The Regional Director had found traditional accretion analysis was unwarranted in these circumstances because the case did not involve “the placement of employees at the new facility who perform work that was never performed by employees in the existing bargaining unit.”  Instead, he found (1) the delivery and install employees performed the same basic delivery and install functions that historically had been performed by unit employees at the Grand Rapids facility, in that employees at the Grand Rapids facility previously delivered and installed equipment as part of the unit work, and (2) the unit description in the CBA covering the facility had never been altered and continued to encompass the work assigned to the delivery and install employees, (3) this work had not changed such that it should be severed from the unit, and (4) the delivery and install employees shared a sufficient community of interest with the field service technicians who worked at the Grand Rapids facility to warrant inclusion.  He concluded that the delivery and install work was not eliminated from the Grand Rapids operation, but was merely relocated from Grand Rapids to Lansing, and then returned to the Grand Rapids location and that the Board is reticent to overturn long-existing historical units.

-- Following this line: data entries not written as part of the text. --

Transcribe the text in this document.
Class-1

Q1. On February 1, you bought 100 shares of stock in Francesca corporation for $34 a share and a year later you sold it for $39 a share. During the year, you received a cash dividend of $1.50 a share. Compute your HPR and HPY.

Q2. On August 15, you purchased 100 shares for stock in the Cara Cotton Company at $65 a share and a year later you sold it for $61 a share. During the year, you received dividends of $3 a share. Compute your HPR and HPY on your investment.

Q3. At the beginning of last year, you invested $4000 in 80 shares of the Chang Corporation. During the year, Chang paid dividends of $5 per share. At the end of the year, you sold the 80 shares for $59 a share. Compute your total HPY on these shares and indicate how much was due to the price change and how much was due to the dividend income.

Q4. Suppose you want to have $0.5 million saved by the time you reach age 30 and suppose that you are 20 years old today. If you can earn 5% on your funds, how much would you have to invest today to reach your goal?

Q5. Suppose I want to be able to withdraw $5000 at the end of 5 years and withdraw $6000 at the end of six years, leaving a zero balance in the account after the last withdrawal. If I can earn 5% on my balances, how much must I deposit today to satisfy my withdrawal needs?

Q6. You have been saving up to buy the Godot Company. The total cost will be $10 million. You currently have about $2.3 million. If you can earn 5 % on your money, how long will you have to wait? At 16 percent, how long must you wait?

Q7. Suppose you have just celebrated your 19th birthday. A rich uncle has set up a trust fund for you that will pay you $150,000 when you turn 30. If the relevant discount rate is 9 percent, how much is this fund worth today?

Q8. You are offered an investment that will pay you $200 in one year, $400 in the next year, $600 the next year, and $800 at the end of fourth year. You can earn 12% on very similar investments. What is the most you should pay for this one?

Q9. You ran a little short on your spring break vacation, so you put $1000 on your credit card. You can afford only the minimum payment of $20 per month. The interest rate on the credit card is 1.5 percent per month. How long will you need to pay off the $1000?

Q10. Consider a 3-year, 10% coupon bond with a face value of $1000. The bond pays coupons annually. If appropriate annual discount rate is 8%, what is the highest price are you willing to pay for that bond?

Contrary to the Regional Director, however, the Board (Pearce, Hirozawa and Johnson) did not find the delivery and install employees belonged in the contractual unit because: (1) for the past 12 years, the delivery and install employees had been part of an operation based in a different location and not the Grand Rapids facility where the bargaining unit employees worked; (2) the delivery and install employees at issue had been historically excluded from the CBA for this 12-year period; and (3) the evidence failed to establish that the delivery and install employees had little or no separate identity from, or that they shared an overwhelming community of interest with, the Grand Rapids field service technicians in the bargaining unit.

The Board found significant the evidence that the delivery and install functions were removed from the Grand Rapids field service technician duties for 12 years.  If the bargaining unit field service technicians had continued to perform delivery and install functions as part of the unit work for the past 12 years, it is possible, if not likely, that the Board would have applied Developmental Disabilities Institute to find the new classification as “already belonging in the unit,” as opposed to “being added to the unit” by accretion, irrespective of the “traditional” accretion standard.

This case is a good example of how employers confronted with an accretion issue must first determine whether the new classification “already belongs in the bargaining unit” because employees in that job classification are performing the same basic function that a unit classification has historically performed (Developmental Disabilities Institute, supra); and whether the unit description in the CBA encompasses the work at issue.  If the answer to both of these threshold questions is no, then the employer should apply “traditional” accretion analysis and determine whether the additional employees should be added to the unit by accretion because they have little or no separate group identity and can be considered a separate appropriate unit or whether they share an overwhelming community of interest with the pre-existing unit to which they can be accreted.  Significantly, however, this third question, i.e., the traditional accretion test, is irrelevant if the case involves the placement of employees at a new facility who perform work that was performed by employees in the existing bargaining unit.